Now, find the magnitude of \(\overrightarrow{AP} \times \vec{b}\):

\(|\overrightarrow{AP} \times \vec{b}| = \sqrt{9^2 + (-14)^2 + 4^2} = \sqrt{81 + 196 + 16} = \sqrt{293}\)

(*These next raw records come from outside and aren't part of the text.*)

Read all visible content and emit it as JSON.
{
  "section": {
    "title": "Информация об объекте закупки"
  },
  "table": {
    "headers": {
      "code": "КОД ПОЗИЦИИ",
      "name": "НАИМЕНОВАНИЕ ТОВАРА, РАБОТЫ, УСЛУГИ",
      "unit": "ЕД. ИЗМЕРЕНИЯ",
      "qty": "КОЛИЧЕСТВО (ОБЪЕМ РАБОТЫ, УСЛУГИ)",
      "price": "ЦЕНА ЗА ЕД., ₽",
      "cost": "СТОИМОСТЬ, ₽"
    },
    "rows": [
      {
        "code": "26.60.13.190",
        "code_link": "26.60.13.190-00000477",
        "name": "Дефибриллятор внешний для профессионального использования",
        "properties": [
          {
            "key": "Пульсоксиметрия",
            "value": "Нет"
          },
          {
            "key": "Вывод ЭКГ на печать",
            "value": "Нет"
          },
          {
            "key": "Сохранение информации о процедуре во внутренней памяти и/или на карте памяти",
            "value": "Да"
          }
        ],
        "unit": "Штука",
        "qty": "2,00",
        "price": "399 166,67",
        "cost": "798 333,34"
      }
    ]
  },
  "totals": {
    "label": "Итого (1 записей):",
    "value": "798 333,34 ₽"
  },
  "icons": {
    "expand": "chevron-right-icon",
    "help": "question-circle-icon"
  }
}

Find the magnitude of \(\vec{b}\):

\(|\vec{b}| = \sqrt{2^2 + 3^2 + 6^2} = \sqrt{4 + 9 + 36} = \sqrt{49} = 7\)

Now, find the distance:

\(d = \frac{|\overrightarrow{AP} \times \vec{b}|}{|\vec{b}|} = \frac{\sqrt{293}}{7}\)

Therefore, the distance of the point from the line is \(\frac{\sqrt{293}}{7}\).

Thus, the correct option is (B) \(\frac{\sqrt{293}}{7}\).